Some of his most well-known publications include “American Jewry and the Holocaust,” probing the American response to WWII; “Jews for Sale?” about negotiations to rescue Jews during the Holocaust; “Death of the Shtetl” about the decimation of the small Jewish communities in Europe; and “Rethinking the Holocaust,” examining fundamental questions about how to define and explain the Holocaust and how or whether the Holocaust can be compared to other genocides. Bauer was known for directly engaging with non-academic audiences and spoke widely around the world.

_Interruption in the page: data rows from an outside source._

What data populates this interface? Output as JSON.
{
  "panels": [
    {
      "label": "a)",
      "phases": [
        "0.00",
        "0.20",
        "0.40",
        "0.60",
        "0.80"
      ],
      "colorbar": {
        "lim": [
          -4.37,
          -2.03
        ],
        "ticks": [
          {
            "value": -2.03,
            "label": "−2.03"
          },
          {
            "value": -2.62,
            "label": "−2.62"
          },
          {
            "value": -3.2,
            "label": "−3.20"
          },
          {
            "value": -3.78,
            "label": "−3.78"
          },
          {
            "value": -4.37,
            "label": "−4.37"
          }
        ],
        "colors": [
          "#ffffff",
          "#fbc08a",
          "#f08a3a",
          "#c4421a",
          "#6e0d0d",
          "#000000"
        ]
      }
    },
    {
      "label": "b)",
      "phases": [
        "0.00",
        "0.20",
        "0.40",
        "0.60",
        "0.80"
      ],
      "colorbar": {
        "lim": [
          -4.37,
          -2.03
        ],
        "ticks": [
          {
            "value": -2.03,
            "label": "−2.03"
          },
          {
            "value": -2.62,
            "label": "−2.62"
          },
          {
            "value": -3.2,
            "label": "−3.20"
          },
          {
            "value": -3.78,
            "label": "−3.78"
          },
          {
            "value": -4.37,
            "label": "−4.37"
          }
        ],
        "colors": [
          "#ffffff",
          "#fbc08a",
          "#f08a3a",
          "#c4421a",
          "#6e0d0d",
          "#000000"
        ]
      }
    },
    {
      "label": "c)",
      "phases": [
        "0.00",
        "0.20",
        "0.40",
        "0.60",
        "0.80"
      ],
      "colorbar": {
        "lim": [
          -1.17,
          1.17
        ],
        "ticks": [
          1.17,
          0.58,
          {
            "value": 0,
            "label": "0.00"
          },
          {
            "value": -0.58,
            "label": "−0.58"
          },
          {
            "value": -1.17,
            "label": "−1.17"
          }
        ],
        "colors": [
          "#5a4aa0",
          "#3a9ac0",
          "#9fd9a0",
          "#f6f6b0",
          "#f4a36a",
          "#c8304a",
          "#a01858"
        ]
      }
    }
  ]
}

With European heads of state, Bauer helped create the International Holocaust Remembrance Alliance (IHRA) in 1998, a coalition of more than 35 countries that requires its members to devote government funding to Holocaust education and commemoration. With IHRA, Bauer also helped author the Working Definition of Antisemitism, which is used by many governments and organizations to help define hate crimes and discrimination against Jews.
Bauer was awarded the Israel Prize, one of the country’s highest honors, in 1998. Silberklang said Bauer remained engaged and active until the end of his life, including writing Op Eds and contributing to academic discussions.
Silberklang said Bauer disagreed with the comparison of Hamas’ Oct. 7 attack against Israel to the Holocaust, noting that the Palestinian militant group is not as strong or organized as the Nazis and the state of Israel exists to provide a military response.
A lover of music, Bauer had a deep baritone and was known to sing duets with some of his academic partners or break out into traditional Welsh folk songs he learned as a university student, Silberklang said.
He is survived by two daughters, three step-children, and numerous grandchildren.